とりあえず日記

とりあえず日記

生活の記録

8月31日(土)

台風が来る来るといいながら「迷走」して紀伊半島南の海のほうまで行ってしまった。風は多少あるが雨も降らず、もともとこの日は妻と浴衣を着て河井寛次郎記念館にでも行くつもりだったが閉まるのが早いので、夜の街に飲みにゆくことにした。祭りでもない日に浴衣を着て交差点を渡ると向かいのファミレスの2階の窓から親子がこちらを見て会話しているのがわかる。

居酒屋にゆき、深夜喫茶にゆき、カラオケにゆき、タクシーで帰った。久々に大学生のような遊びかたをした。カラオケの受付前で部屋が空くのを待っていると1階の客室から歌声が漏れてくる。
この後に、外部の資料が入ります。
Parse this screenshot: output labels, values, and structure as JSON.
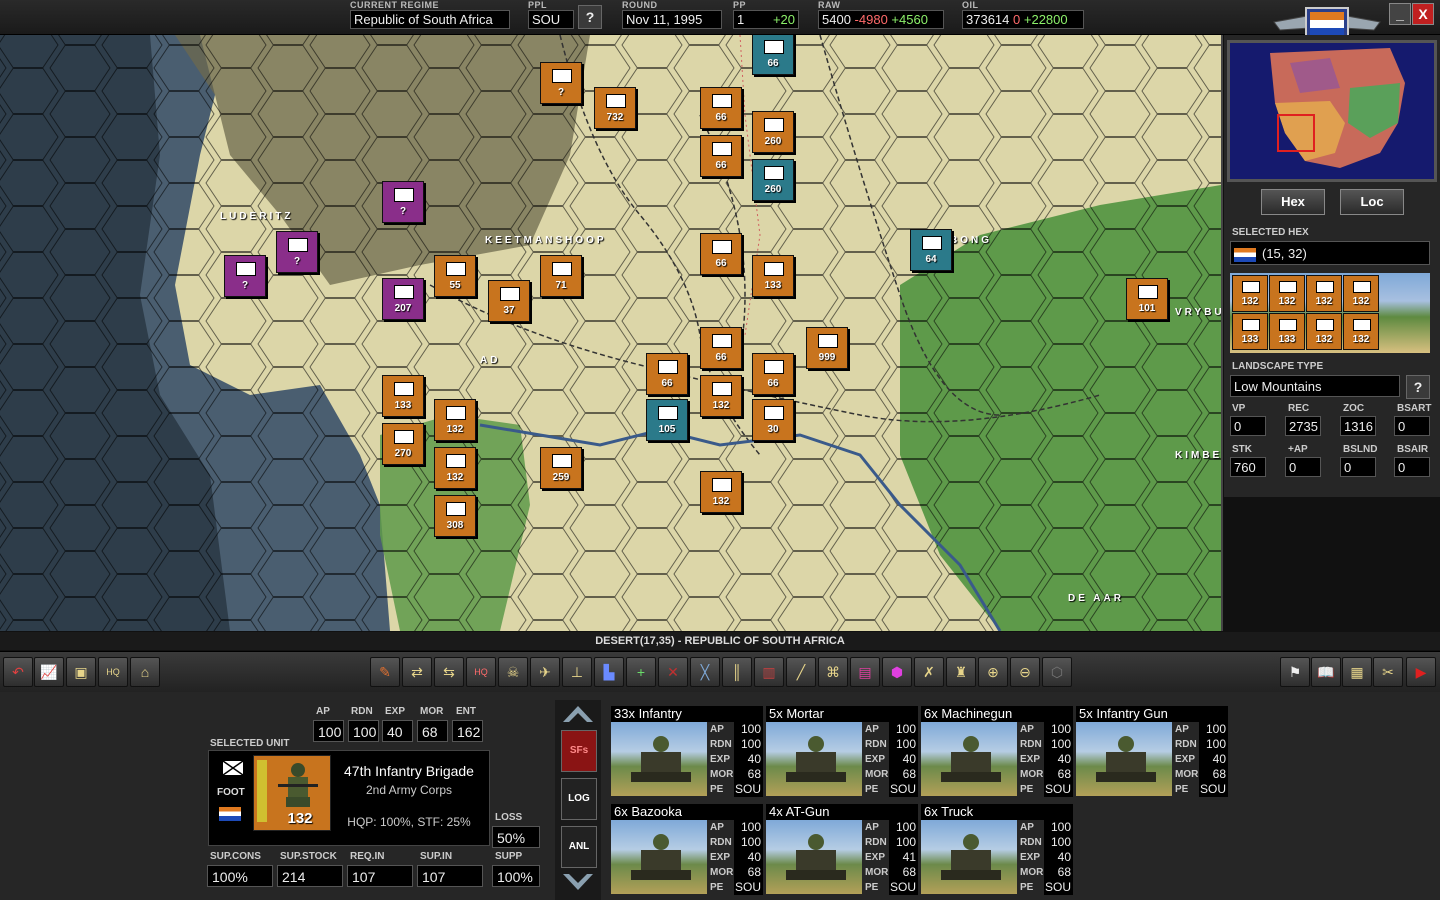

部屋に向かう廊下の途中、狭い通路の右横左横からそれぞれ下手な歌が聞こえてきて、一瞬視界に入るガラス扉の向こうでは中年の男性がマイクを持った肘を高く上げて大声で歌い上げていて、この隔離された猥雑さがカラオケだなと思う。

昔、祖母の家が大阪は京橋の繁華街にあり、隣はスナックで、布団に入り眠ろうとすると決まっておじさんのエコーのかかった声が聞こえてきて、母は「下手くそな歌やなあ」といった。母はNHKの『のど自慢』も嫌いだ。休日の昼間のニュースを見て、12時になってあの「キンコンカン、カカカカカカン」と鐘の音が鳴ったところでチャンネルが変えられた。曰く「素人の下手な歌を聞きたくない」のだという。

こどもの頃、友人が「家族でカラオケに行った」と言っているのを聞いてずいぶん驚いた覚えがある。そのような習慣は我が家にはなかった。父親や母親がカラオケで歌っているところなど想像もできなかったし、自分が親の前で好きな曲を歌うなんて考えただけで恥ずかしかった。だから初めてカラオケに友人と行った日のことはよく覚えている。地元の駅前の、ビッグエコー。1階が受付で、らせん階段を上がると建物の屋上に出て、だだっ広い空間にプレハブのコンテナが等間隔でいくつも並んでいて、まさに「カラオケボックス」だった。いちおう持ち込み禁止だったが、お菓子やジュースなどをスーパーで買い込み、リュックに入れてボックスの中まて運んでこっそり広げた。

人前で歌うなんて恥ずかしい、と思っていたが一度歌ってしまえば気持ちがよかった。自分の歌を、友人は上手いとか下手とか言わずに、聞いていたかどうかはよくわからないけど少なくとも自分が歌っている間も同じ空間を共有して、友人は友人で気持ちよさそうに声を出していた。自分は当時熱心に聞いていたKICK THE CAN CREWバンプアジカンを歌い、音楽の趣味が少しちがう友人はラルクガガガSPを歌っていた。誰もたいして上手くはなかったけど、それで良かった。